Einen schrecklicheren Tod mag man sich kaum vorstellen - und einen dramatischeren, packenderen Plot für einen Kinofilm auch nicht. So sah es auch Philipp Stölzl, ein Werbe- und Musikclipfilmer, Opern- und Filmregisseur, dessen bislang einzige Arbeit für die Kinoleinwand das viel gelobte Arthouse-Drama "Baby" war.

Bilder Nordwand

Die deutsch-niederländische Co-Produktion kam 2002 ins Kino und fand exakt 5020 zahlende Zuschauer. Nicht die beste Visitenkarte für eine Kino-Großproduktion wie "Nordwand" - und eben deshalb eine riesige Herausforderung für den 1967 in München geborenen Stölzl: Nach dem Independentfilm sollte sein nächstes Projekt deutlich kommerzieller werden.
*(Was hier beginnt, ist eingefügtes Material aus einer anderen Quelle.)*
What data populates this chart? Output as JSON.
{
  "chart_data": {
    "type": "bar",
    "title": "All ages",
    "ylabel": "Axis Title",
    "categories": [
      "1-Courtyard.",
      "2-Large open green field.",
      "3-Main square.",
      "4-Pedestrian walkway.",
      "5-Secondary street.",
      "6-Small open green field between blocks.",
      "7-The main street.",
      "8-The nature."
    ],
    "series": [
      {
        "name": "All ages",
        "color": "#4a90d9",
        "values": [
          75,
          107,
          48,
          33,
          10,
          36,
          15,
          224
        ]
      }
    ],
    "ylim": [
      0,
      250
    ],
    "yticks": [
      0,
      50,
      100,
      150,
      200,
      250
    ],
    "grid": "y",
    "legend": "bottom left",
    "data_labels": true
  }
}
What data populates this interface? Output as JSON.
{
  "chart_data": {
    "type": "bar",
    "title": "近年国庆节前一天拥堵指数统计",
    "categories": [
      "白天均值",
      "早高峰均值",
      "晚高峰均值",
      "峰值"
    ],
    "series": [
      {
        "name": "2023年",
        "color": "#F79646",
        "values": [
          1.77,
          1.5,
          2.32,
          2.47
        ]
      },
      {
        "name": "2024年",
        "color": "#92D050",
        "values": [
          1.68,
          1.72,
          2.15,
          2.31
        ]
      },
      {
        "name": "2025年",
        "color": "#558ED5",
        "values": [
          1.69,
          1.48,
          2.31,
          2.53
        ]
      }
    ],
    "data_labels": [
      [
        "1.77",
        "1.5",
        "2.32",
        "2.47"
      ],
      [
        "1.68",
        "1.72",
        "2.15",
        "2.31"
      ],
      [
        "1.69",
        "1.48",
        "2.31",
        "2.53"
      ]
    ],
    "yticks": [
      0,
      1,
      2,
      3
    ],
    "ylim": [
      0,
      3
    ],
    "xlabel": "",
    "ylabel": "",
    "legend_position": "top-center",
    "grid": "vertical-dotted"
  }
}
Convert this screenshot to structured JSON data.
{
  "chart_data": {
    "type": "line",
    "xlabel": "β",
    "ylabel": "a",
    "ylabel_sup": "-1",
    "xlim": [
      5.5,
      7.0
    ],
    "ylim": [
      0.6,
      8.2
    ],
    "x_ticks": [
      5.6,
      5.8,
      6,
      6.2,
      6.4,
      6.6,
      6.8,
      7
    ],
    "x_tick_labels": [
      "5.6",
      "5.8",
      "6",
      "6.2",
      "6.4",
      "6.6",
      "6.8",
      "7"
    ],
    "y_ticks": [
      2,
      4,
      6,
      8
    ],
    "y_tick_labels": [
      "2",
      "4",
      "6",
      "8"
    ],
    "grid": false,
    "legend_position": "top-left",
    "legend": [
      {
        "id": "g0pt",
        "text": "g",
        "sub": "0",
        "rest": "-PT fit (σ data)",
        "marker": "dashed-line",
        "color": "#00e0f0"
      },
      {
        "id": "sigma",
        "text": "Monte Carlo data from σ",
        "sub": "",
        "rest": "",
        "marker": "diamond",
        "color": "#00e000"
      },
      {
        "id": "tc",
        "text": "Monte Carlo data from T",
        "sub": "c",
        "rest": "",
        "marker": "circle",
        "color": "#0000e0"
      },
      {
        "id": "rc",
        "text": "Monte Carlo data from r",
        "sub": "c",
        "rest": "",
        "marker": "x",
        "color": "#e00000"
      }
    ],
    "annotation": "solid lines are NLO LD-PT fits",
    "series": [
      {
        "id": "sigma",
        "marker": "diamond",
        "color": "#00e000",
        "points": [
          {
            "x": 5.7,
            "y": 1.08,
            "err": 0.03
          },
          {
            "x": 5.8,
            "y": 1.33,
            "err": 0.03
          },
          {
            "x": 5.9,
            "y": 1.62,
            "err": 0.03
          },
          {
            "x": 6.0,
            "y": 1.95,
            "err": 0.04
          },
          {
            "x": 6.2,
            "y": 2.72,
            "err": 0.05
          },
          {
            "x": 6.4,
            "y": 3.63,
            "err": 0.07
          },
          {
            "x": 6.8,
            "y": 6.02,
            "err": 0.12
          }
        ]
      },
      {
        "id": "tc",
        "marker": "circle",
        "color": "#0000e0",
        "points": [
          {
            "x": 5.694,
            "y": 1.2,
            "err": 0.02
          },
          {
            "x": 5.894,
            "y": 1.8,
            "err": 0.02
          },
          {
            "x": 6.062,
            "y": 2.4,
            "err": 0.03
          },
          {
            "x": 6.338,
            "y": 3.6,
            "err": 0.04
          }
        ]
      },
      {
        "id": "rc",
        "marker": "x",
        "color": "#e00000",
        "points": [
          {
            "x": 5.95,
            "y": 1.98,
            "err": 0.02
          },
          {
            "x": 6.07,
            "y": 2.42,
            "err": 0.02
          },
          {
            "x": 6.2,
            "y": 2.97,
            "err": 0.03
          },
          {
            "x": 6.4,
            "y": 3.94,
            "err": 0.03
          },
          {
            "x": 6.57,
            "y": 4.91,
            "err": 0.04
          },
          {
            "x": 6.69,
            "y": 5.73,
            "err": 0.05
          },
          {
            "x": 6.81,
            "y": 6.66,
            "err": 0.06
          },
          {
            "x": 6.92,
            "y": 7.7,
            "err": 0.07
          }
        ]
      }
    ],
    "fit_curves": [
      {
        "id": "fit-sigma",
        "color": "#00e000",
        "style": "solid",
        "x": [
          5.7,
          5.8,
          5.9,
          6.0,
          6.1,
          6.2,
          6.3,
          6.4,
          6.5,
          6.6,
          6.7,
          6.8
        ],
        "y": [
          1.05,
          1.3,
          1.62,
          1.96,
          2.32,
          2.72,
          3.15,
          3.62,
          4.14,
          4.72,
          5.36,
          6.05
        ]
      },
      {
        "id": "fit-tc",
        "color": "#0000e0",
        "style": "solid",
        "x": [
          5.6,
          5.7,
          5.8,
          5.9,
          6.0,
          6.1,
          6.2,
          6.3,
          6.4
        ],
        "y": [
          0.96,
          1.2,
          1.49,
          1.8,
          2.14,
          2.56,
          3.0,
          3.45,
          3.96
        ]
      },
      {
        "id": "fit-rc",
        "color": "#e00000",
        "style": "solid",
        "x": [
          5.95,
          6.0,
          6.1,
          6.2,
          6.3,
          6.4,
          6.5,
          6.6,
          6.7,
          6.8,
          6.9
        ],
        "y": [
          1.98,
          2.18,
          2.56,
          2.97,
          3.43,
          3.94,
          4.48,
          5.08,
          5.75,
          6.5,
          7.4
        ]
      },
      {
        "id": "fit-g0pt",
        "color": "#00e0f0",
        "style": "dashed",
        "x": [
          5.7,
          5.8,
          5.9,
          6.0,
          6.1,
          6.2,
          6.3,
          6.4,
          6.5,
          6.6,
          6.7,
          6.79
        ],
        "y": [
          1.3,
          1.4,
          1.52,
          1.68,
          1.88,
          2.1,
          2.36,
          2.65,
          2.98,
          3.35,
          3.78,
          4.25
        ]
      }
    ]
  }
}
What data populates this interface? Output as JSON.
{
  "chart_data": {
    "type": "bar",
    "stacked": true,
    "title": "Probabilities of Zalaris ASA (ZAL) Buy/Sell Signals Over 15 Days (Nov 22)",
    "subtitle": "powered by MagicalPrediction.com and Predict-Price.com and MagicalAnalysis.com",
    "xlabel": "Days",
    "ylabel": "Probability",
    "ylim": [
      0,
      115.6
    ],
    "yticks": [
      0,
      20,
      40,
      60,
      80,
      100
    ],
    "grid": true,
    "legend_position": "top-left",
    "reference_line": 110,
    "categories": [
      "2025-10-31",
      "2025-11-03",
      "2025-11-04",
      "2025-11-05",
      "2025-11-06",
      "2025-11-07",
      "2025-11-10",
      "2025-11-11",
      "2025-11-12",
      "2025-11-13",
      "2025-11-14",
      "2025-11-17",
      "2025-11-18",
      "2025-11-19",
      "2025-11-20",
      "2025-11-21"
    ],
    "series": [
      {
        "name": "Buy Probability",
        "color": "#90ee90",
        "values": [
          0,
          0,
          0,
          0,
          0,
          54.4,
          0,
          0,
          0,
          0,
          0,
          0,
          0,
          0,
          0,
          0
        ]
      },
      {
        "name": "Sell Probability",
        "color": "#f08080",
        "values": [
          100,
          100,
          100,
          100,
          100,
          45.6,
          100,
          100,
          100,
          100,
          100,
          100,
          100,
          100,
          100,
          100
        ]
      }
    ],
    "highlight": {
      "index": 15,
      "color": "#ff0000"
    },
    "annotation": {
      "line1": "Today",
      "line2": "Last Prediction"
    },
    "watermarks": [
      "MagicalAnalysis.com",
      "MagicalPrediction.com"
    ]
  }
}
Die Crew geriet in einen Schneesturm

Mission geglückt. Gedreht wurde viel an Originalschauplätzen, erst fast dokumentarisch mit einem Team ohne Schauspieler, später filmte man die genau geplanten Szenen mit Darstellern. Die Crew geriet in einen Schneesturm, der auf der Leinwand effekttechnisch verstärkt wurde. Den Unterschied merkt man nicht, im Gegenteil: Realistischer kann man im Kino nicht zu virtuellen Stürmen frieren.

Tipps holte sich Philipp Stölzl auch vom schottischen Regisseur Kevin Macdonald ("Der letzte König von Schottland"), dessen Anden-Dokudrama "Sturz ins Leere" 2003 Maßstäbe setzte.

Inhalt:

Im Sommer 1936 gilt die Eiger-Nordwand im Berner Oberland als "Das letzte Problem der Westalpen". Jeder Bergsteiger träumt von der Durchsteigung der "Mordwand" und das NS-Regime, allen voran Adolf Hitler, sähe es nur zu gern, wenn dieses Problem von deutschen Kletterern gelöst werden würde. Ein Triumph auf dem Eiger wäre im Vorfeld der Olympischen Spiele in Berlin ein imageträchtiger Kantersieg.

Allerdings entscheiden sich die Deutschen Toni Kurz (Benno Fürmann) und Andi Hinterstoisser (Florian Lukas), die eine reelle Chance hätten, zunächst gegen eine Besteigung. Die von der Redaktion der Berliner Zeitung in ihre Heimat Berchtesgaden entsandte Volontärin Luise (Johanna Wokalek), die beide Bergsteiger seit Kindertagen kennt, kehrt ohne Story zurück.

"Wir brauchen einen spektakulären Triumph oder eine große Tragödie"

Trotzdem nimmt der nazitreue Redakteur Henry Arau (Ulrich Tukur) sie mit in die Schweiz, ins Luxushotel Bellevue, von dessen Terrasse aus die Weltpresse per Fernrohr ganz bequem die Kletterversuche beobachtet. Mittlerweile hat Arau die Österreicher Willy Angerer (Simon Schwarz) und Edi Rainer (Georg Friedrich) vorausgreifend heim ins Reich geholt (der Anschluss Österreichs folgte 1938).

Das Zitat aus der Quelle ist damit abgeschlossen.